Administrative Data Systems
There is growing use of administrative data in social science and epidemiological research, particularly on topics related to health and aging. Critics of the uses of these data rightly point out that excessive reliance on administrative data lead to studies asking questions that are limited to where the data are. They bemoan the fact that investigators are only looking underneath the street lights when the more informative studies must, of necessity, force us to examine issues that have been, until recently, in the dark. While this is clearly true and by no means should primary data collection efforts be abandoned, it is the case that studies using administrative data have unique advantages and can be powerful complements to primary data collection efforts.
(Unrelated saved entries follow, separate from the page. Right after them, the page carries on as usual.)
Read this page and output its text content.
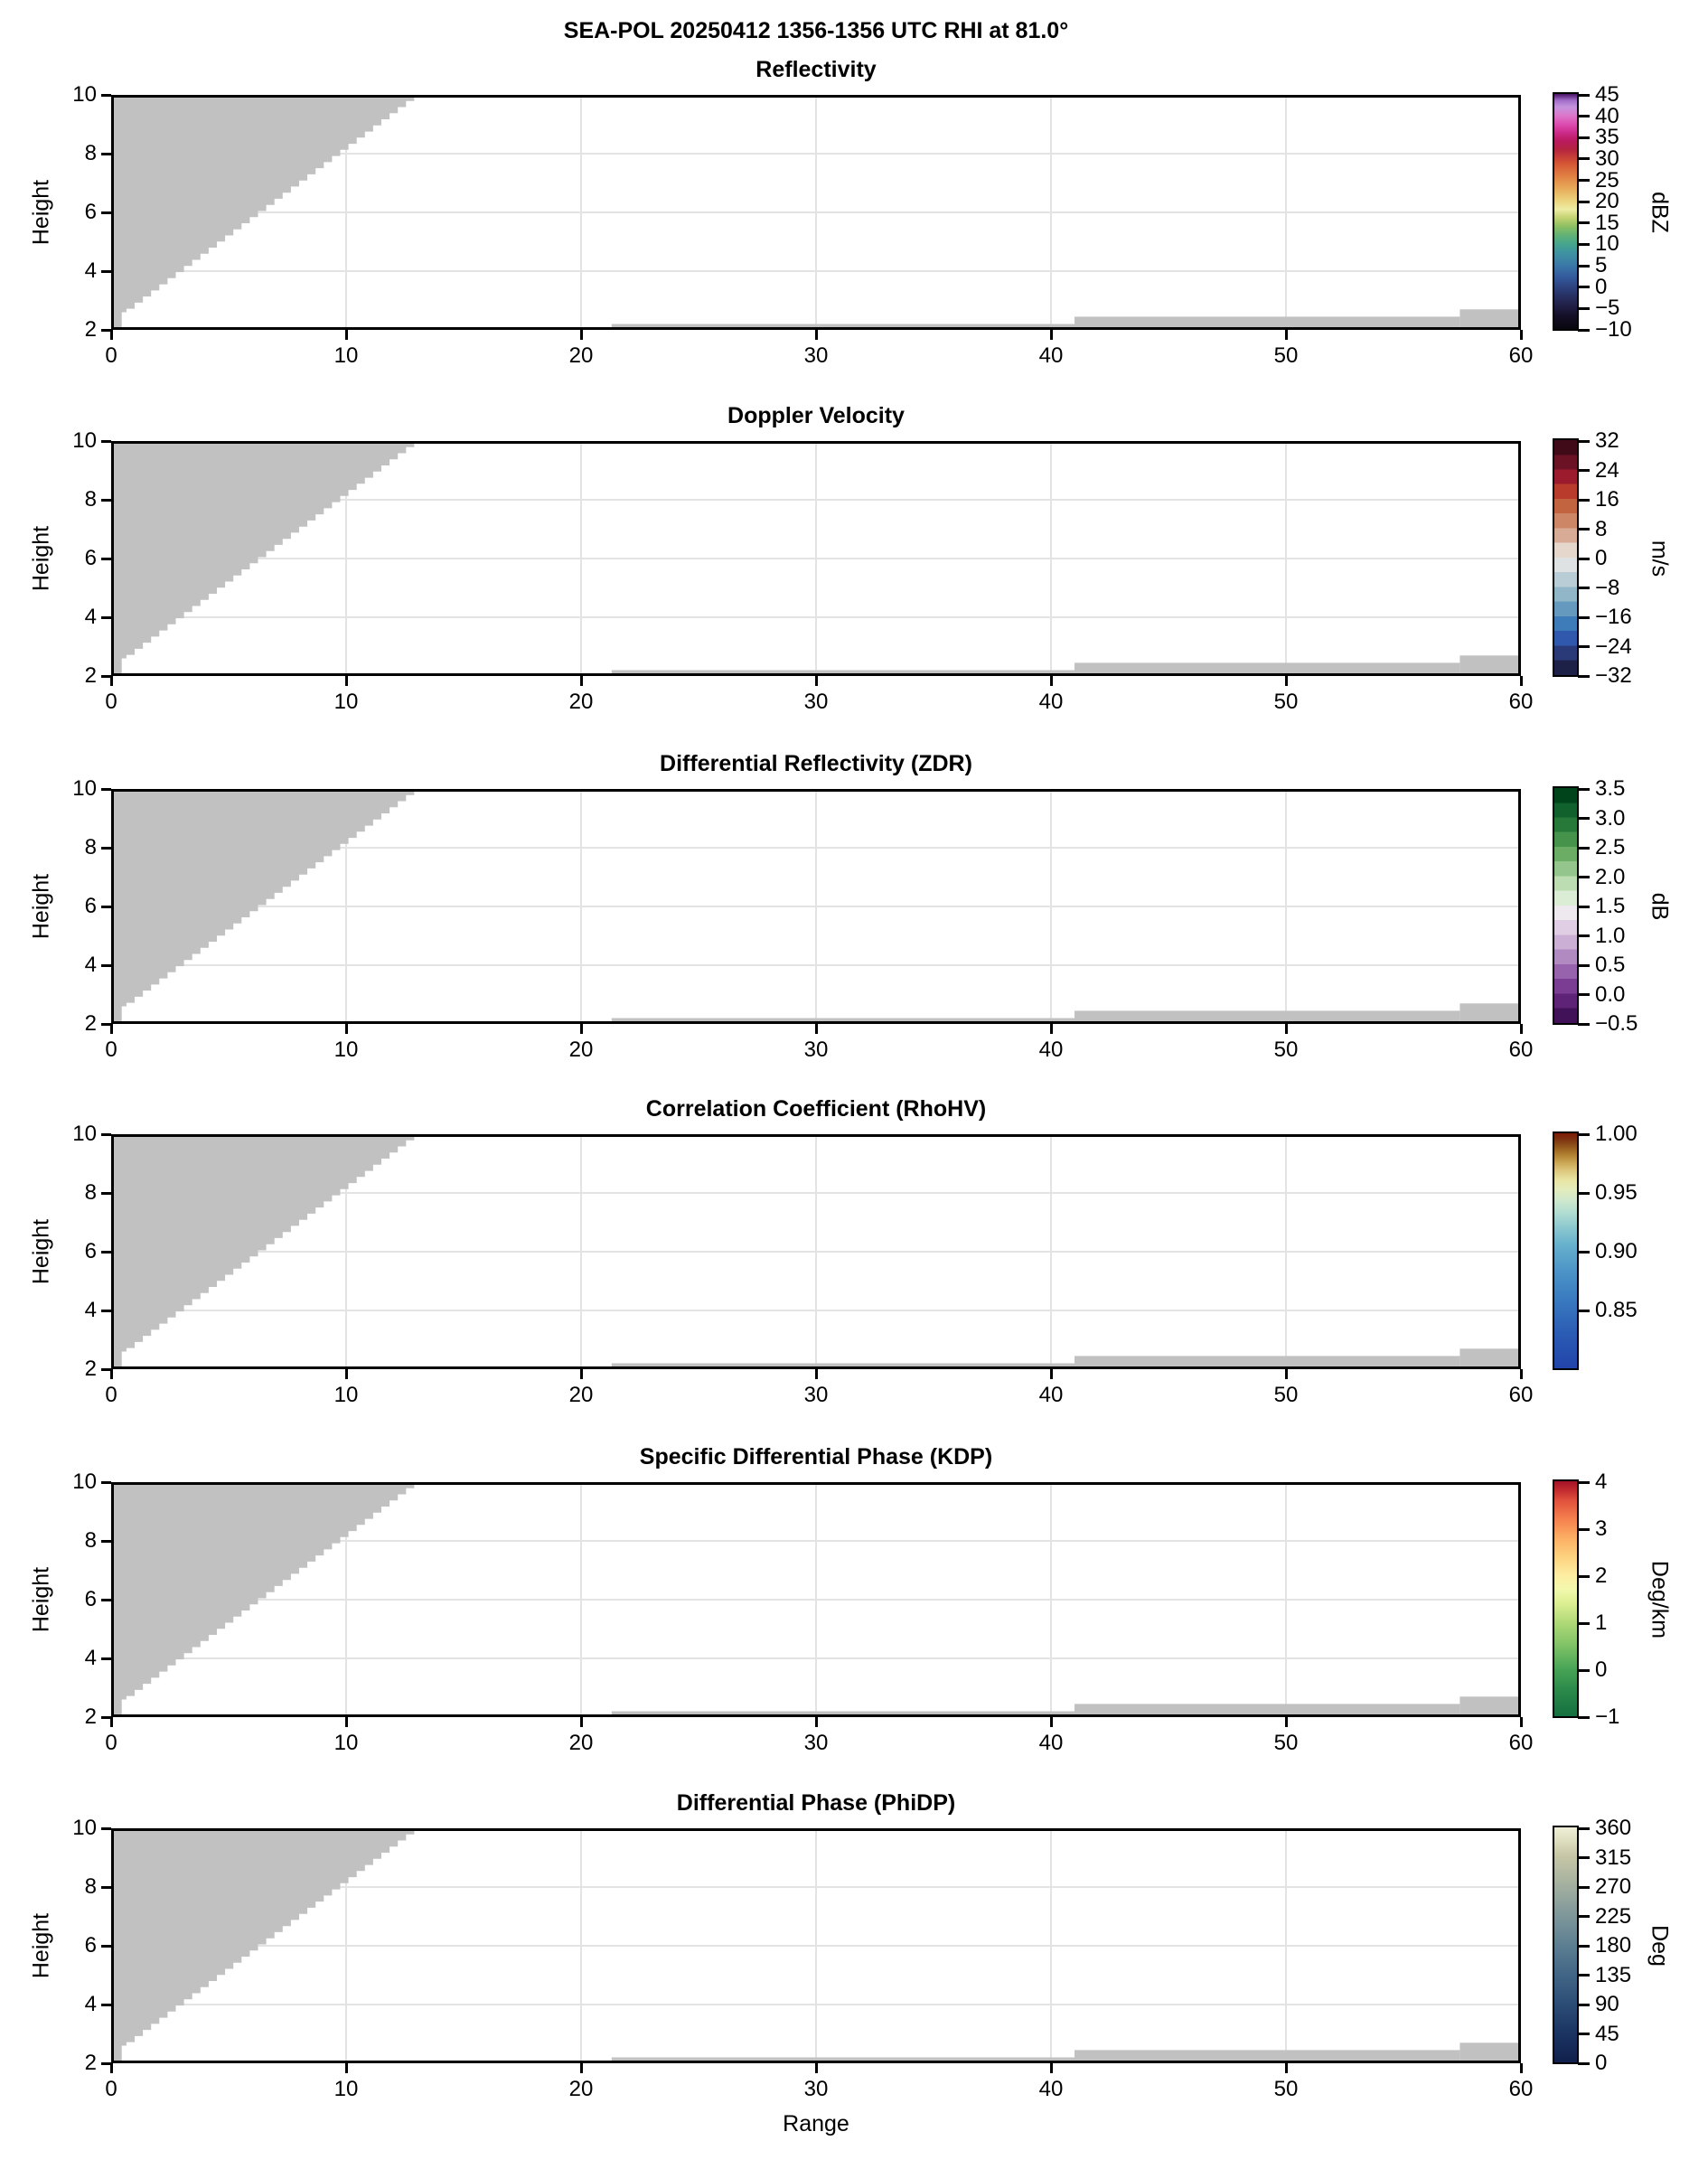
SEA-POL 20250412 1356-1356 UTC RHI at 81.0°
Reflectivity
Height	dBZ
0	10	20	30	40	50	60
2
4
6
8
10	45
40
35
30
25
20
15
10
5
0
−5
−10
Doppler Velocity
Height	m/s
0	10	20	30	40	50	60
2
4
6
8
10	32
24
16
8
0
−8
−16
−24
−32
Differential Reflectivity (ZDR)
Height	dB
0	10	20	30	40	50	60
2
4
6
8
10	3.5
3.0
2.5
2.0
1.5
1.0
0.5
0.0
−0.5
Correlation Coefficient (RhoHV)
Height
0	10	20	30	40	50	60
2
4
6
8
10	1.00
0.95
0.90
0.85
Specific Differential Phase (KDP)
Height	Deg/km
0	10	20	30	40	50	60
2
4
6
8
10	4
3
2
1
0
−1
Differential Phase (PhiDP)
Height	Deg
0	10	20	30	40	50	60
2
4
6
8
10	360
315
270
225
180
135
90
45
0
Range
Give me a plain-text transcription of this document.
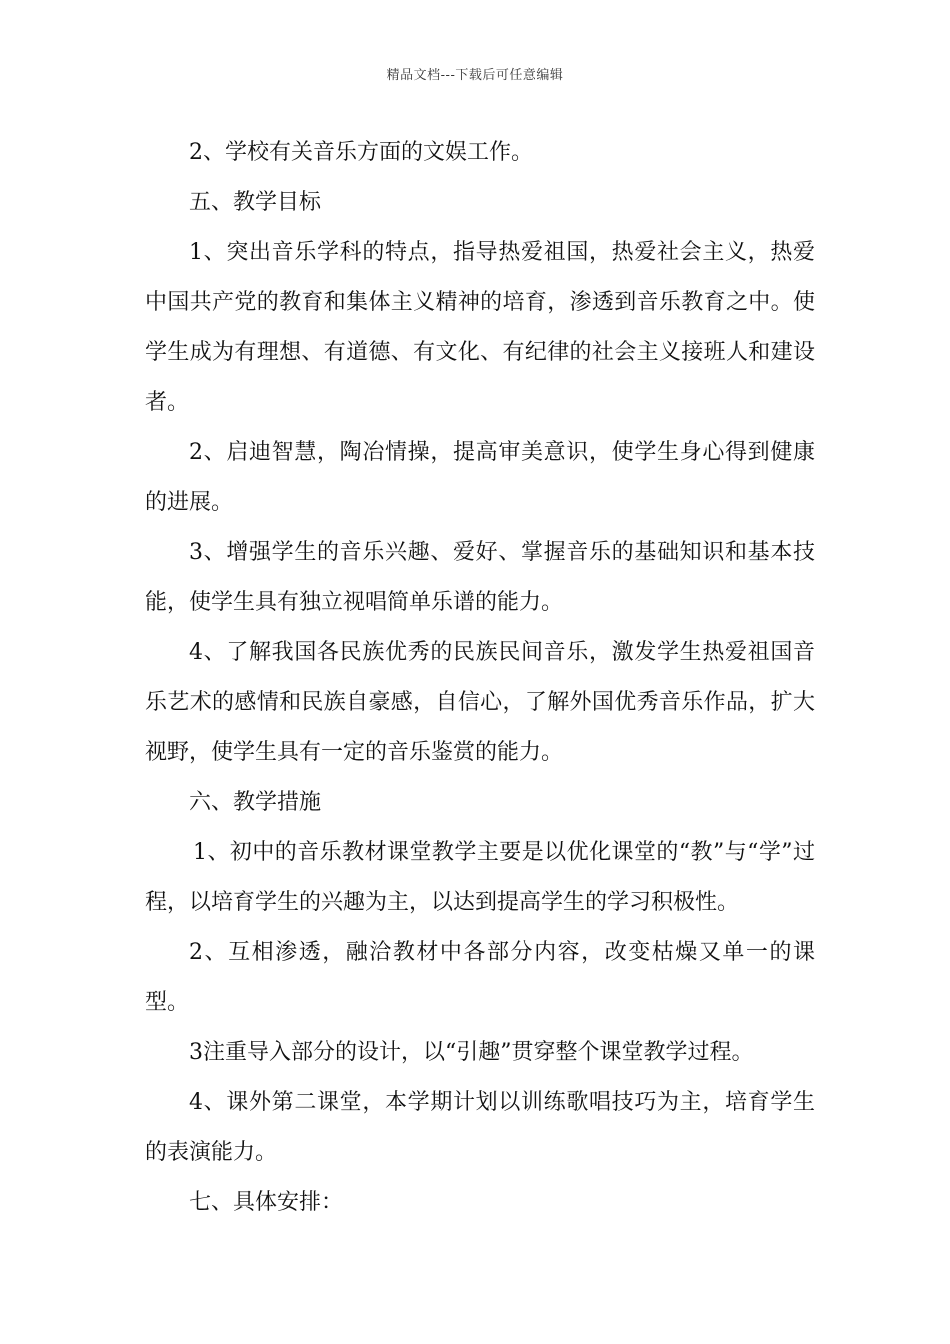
精品文档---下载后可任意编辑

2、学校有关音乐方面的文娱工作。

五、教学目标

1、突出音乐学科的特点，指导热爱祖国，热爱社会主义，热爱中国共产党的教育和集体主义精神的培育，渗透到音乐教育之中。使学生成为有理想、有道德、有文化、有纪律的社会主义接班人和建设者。

2、启迪智慧，陶冶情操，提高审美意识，使学生身心得到健康的进展。

3、增强学生的音乐兴趣、爱好、掌握音乐的基础知识和基本技能，使学生具有独立视唱简单乐谱的能力。

4、了解我国各民族优秀的民族民间音乐，激发学生热爱祖国音乐艺术的感情和民族自豪感，自信心，了解外国优秀音乐作品，扩大视野，使学生具有一定的音乐鉴赏的能力。

六、教学措施

1、初中的音乐教材课堂教学主要是以优化课堂的“教”与“学”过程，以培育学生的兴趣为主，以达到提高学生的学习积极性。

2、互相渗透，融洽教材中各部分内容，改变枯燥又单一的课型。

3注重导入部分的设计，以“引趣”贯穿整个课堂教学过程。

4、课外第二课堂，本学期计划以训练歌唱技巧为主，培育学生的表演能力。

七、具体安排：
Qualitative studies can be greatly enhanced by placing them into context with the use of population-based administrative data, where administrative data are used to identify sources of variation that beg further investigation using surveys and case studies. Insights from the latter generate hypotheses that can then be tested using administrative data.
Investigators’ consideration of the best approach to address a research question inevitably requires balancing design issues such as the representativeness of the sample, the ability to recruit, and the cost of data collection given the size of the sample needed to test the study hypotheses. Because both response rates to household surveys and the representativeness of telephone surveys are declining, the trade-offs between the advantages and disadvantages of surveys versus administrative data may be changing. Notwithstanding the complexities of securing permission from survey respondents to link their responses to their administrative records, increasingly the advantages of administrative data are being added to the advantages of surveys by linking these two powerful sources of data. The power of these combined data sets to address a broad array of issues is evident in the large number of publications that have emanated from such studies.
What is unique about the data systems being assembled by investigators at Dartmouth and Brown is their longitudinal and hierarchical character. Since providers are located in space and Medicare beneficiaries’ zip codes are known, studies linking surveys to Medicare claims could also be used to examine individuals’ choice of provider and whether the forces that appear to shape that choice vary from market to market or from state to state. This ability to marry the “demand” side of health care utilization (individuals’ wealth, education, insurance and even preferences derived from surveys) with “supply” side information on provider quality, the medical care “culture” prevalent in the market, and relevant state policies will be the new frontier in social science research in health and aging.